« Je n'avais pas d'amis dans ma ville natale et je me sentais pressé de devenir financièrement indépendant le plus vite possible. Je suis donc devenu un hikikomori avec l'objectif de vivre chaque jour en ne faisant que des choses qui en valent la peine », indique-t-il.
Incapable de trouver un bon emploi après avoir obtenu son diplôme universitaire à Tokyo ou de réaliser son rêve de devenir romancier, Nito est retourné dans sa ville natale pour s'exercer au dessin dans l'espoir de devenir un créateur de bandes dessinées et autres œuvres auto-éditées. Il avait initialement prévu de rester un hikikomori pendant trois ans seulement ou jusqu'à ce qu'il puisse subvenir à ses besoins. Le rêve de Nito de devenir autonome grâce à ses propres créations l'a finalement incité à apprendre l'anglais et le développement de jeux à partir de 2015. Il consacre ses efforts à la filière jeux vidéo depuis 5 ans. Aujourd'hui, avec des compétences en anglais courant et son premier jeu prêt à être lancé sur Steam, son travail acharné commence à porter des fruits. Le projet sort d’une campagne de levée de fonds réussie sur la plateforme Kickstarter. Le lancement du jeu est initialement prévu pour le mois d’avril de l’année en cours est repoussé à avril 2023.
Durant 3 ans, Luke Rissacher s’est de même investi de façon active pour développer un jeu, mais après des milliers d’heures consacrées à ce projet et l’écriture de dizaines de milliers de lignes de code, ce développeur s’est rendu compte de la réalité amère du marché des jeux vidéo indépendants. Malgré une réception positive dans les forums et Reddit, 4 copies seulement du jeu Infinitroid ont été vendues. Son jeu a été acheté par des gens “généreux” qui avaient déjà eu un accès gratuit, mais ils ont voulu quand même supporter son développement. Rissacher explique qu’avant qu’il mette son jeu en vente, il avait rencontré du succès, avec 368 personnes créant un compte gratuit. Selon ses statistiques, les gens ont passé 1080 heures à jouer et beaucoup le font de façon quotidienne ou hebdomadaire. Tout portait à croire que le jeu allait réaliser des ventes, aussi minimes qu’elles soient, mais au moins il y aura des ventes. Mais entre la période de novembre 2017 et février 2018, sur les nouveaux 1016 visiteurs du site, aucune personne n’a acheté le jeu, débouchant donc vers un taux de conversion de 0 %.

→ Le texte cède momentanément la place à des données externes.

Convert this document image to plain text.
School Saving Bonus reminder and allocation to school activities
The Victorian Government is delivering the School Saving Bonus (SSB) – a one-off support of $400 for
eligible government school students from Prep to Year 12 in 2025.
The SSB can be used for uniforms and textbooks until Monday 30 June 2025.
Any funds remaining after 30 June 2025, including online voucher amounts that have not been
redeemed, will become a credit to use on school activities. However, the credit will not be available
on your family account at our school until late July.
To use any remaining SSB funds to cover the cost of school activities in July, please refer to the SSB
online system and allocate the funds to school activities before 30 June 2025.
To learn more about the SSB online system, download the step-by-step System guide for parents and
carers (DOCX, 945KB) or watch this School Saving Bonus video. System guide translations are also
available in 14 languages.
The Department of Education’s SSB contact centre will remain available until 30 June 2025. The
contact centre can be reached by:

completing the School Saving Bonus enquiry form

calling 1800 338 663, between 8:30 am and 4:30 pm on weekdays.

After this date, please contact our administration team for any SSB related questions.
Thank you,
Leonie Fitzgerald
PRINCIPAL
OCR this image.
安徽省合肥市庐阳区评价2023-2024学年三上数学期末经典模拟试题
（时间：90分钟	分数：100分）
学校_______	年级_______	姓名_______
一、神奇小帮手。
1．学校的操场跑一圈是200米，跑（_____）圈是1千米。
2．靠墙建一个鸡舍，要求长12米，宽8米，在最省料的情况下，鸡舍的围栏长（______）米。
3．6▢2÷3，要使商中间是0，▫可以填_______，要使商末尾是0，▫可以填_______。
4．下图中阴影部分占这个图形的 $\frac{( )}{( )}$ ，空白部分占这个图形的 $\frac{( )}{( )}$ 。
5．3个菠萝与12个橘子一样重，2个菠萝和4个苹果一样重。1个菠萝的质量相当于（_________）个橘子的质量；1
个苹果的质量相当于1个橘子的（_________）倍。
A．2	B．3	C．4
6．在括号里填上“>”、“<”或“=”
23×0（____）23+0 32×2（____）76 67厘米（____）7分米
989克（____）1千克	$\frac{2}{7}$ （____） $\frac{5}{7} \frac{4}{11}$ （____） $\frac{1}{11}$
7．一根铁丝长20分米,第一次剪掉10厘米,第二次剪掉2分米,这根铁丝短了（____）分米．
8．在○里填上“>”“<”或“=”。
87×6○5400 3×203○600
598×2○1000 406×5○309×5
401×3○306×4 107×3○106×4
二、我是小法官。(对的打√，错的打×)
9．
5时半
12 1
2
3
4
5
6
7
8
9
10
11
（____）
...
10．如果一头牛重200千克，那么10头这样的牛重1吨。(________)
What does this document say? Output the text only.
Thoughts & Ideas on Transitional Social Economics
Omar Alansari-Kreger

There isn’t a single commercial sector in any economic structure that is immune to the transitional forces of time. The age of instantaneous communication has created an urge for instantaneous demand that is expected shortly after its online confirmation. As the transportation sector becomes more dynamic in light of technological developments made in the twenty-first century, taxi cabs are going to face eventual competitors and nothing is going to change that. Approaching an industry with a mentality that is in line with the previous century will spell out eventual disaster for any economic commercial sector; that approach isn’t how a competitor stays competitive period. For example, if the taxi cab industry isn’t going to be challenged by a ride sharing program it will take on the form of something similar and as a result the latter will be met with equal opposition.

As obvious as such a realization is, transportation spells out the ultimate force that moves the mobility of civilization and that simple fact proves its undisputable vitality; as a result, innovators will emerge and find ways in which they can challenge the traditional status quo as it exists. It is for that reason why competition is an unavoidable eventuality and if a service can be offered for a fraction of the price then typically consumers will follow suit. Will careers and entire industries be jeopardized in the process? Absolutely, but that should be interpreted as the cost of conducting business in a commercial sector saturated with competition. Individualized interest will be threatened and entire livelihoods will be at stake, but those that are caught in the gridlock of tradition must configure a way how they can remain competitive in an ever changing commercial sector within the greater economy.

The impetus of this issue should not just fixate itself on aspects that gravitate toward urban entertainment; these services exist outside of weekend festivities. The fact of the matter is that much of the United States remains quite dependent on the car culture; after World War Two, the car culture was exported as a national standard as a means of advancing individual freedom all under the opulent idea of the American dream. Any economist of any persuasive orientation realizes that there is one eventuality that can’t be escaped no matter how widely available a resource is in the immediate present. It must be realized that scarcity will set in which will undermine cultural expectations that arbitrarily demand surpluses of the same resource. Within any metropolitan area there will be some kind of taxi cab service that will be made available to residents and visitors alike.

Le cas Rissacher n’est pas isolé dans cette sphère dite du jeu vidéo indépendant (des jeux vidéo créés sans l'aide financière d'un éditeur de jeux vidéo). Elle connaît une montée en puissance depuis le début des années 2000, notamment grâce à la distribution dématérialisée des jeux vidéo. Depuis 2014, la filière connaît une explosion, parfois appelée tsunami indie /indiepocalypse. Non seulement le nombre de jeux vidéo croît à un rythme exponentiel, mais aussi le rythme de lancement de nouveaux titres. Bien que beaucoup de jeux sont des shovelwares Unity (c’est à dire des jeux lancés de façon hâtive), beaucoup de titres sont peaufinés et ont requis beaucoup d’effort de développement. Seulement, seul un pourcentage minime de jeux a rendez-vous avec le succès, la plupart sont oubliés dans le raz-de-marée.
Le jeu Scanner Sombre de Mark Morris et Chris delay a fait un flop total, malgré que ces développeurs ont connu une série de succès auparavant. De même pour The End is Nigh d’Edmund McMillen qui a réalisé des ventes modestes malgré le fait que le développeur réputé de la scène indé a déjà travaillé sur des blockbusters comme Super Meat Boy et Binding of Isaac. Dans les chiffres, Luke a passé plus de 2600 heures à développer Infinitroid et a écrit 62 176 lignes de code (essentiellement en C++). Le jeu a réalisé juste 27,92 dollars, soit près de 0,01 $ l’heure. S’il avait choisi de passer son temps à laver la vaisselle pour 7,25$ l’heure (un job 725 fois plus lucratif), il aurait gagné 19 000 dollars.